RULM: Russian Language Models Project
The RULM (Russian Language Models) project is an endeavor focused on the implementation and comparison of advanced language models tailored for the Russian language. This project encompasses diverse aspects from dataset creation to model deployment and evaluation, aiming to enhance natural language processing (NLP) capabilities within Russian linguistic contexts.
RuTurboAlpaca
Dataset Overview
RULM utilizes a dataset named RuTurboAlpaca, hosted on HuggingFace, comprising ChatGPT-generated instructions in Russian. It follows the foundational principles of the original Alpaca but leverages the gpt-3.5-turbo model instead of text-davinci-003. The dataset generation is facilitated by the script generate_instructions.py
, with prompt examples available in ru_instruct.txt
.
Example prompt:
- Instruction: Write a short story about two best friends.
- Given names: Katya and Lena.
- Response: A narrative unfolds describing Katya and Lena's unfaltering friendship from childhood through adulthood.
Model Details
Two primary models are adapted from the RuTurboAlpaca data: llama_7b_ru_turbo_alpaca_lora
and llama_13b_ru_turbo_alpaca_lora
. Although these models are functional, the Saiga models are recommended as they receive ongoing support and demonstrate superior performance metrics. These models have been trained on both Russian and English datasets.
Saiga Models
Dataset
The Saiga models are trained using ru_turbo_saiga
, a dataset crafted from ChatGPT-generated chat interactions. Based on academic references like the Baize paper, this dataset includes prompted chats about varied topics. Scripts like generate_chat.py
facilitate dataset assembly. An example interaction involves queries about knitting needles, with the bot providing insightful responses about different needle types and brand recommendations.
Model Variants
The Saiga models are represented across various complexities:
saiga_7b_lora
saiga_13b_lora
saiga_30b_lora
saiga2_7b_lora
saiga2_13b_lora
saiga2_70b_lora
Training leverages six datasets encompassing diverse linguistic and chat scenarios, aided by the script create_chat_set.py
. These models aim to advance Russian language processing by employing robust datasets and cutting-edge model architectures.
GPT Role-play Realm
This component involves a dataset of over 200 GPT-generated characters, each with unique interactions. Example dialogues feature scenarios such as a "Cyber-Granny" sharing her culinary expertise while blending traditional wisdom with advanced technologies.

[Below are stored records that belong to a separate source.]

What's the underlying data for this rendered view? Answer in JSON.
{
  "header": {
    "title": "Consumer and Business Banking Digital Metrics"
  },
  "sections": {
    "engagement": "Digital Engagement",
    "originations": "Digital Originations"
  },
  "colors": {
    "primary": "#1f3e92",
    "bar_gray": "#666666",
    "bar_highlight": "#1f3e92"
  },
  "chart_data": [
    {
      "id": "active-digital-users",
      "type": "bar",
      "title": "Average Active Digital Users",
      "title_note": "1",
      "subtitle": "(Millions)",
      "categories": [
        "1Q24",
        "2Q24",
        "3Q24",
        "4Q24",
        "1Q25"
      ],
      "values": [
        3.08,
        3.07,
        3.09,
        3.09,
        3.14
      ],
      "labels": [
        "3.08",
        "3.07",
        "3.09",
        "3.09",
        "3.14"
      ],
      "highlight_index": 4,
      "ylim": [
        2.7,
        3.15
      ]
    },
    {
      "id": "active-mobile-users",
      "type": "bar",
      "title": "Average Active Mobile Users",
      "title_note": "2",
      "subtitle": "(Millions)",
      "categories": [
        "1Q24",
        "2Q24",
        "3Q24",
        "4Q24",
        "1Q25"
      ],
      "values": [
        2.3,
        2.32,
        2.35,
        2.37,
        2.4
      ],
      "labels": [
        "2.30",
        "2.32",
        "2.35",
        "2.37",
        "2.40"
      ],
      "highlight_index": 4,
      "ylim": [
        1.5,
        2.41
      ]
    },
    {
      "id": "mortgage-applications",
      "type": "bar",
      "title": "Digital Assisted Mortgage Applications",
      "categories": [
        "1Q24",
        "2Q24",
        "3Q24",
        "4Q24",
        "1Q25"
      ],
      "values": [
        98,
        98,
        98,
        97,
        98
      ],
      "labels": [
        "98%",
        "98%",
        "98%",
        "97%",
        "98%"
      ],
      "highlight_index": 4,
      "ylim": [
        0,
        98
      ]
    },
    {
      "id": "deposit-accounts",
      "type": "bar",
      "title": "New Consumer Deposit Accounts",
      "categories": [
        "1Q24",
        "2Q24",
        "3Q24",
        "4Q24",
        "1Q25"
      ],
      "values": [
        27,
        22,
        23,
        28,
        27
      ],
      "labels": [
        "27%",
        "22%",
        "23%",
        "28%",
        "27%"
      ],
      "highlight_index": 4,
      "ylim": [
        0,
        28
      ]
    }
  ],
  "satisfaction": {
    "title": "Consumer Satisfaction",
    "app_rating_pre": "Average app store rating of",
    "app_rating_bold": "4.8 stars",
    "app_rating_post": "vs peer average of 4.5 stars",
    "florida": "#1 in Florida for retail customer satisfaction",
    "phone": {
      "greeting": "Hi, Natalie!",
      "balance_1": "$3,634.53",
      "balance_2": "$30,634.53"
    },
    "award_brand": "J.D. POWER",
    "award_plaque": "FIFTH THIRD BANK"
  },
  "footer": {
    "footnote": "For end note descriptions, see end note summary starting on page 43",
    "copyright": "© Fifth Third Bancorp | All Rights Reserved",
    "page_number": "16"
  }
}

Evaluations and Comparisons
The project undertakes rigorous evaluations to compare different RULM models. Metrics include performance on tasks like RussianSuperGLUE, testing models on benchmarks such as RUSSE, RWSD, and RuCoS. Comparative analyses against models like ChatGPT and the newer Saiga variants reveal valuable insights into performance dynamics across different linguistic tasks.
Donations
Support for the RULM project is varied, with donation options provided for both international contributors and those residing in Russia. Details for supporting through PayPal or Cloudtips are available for interested patrons.
This project showcases a significant leap forward in developing robust, efficient, and versatile language processing models for the Russian language, driving innovation in multilingual NLP systems.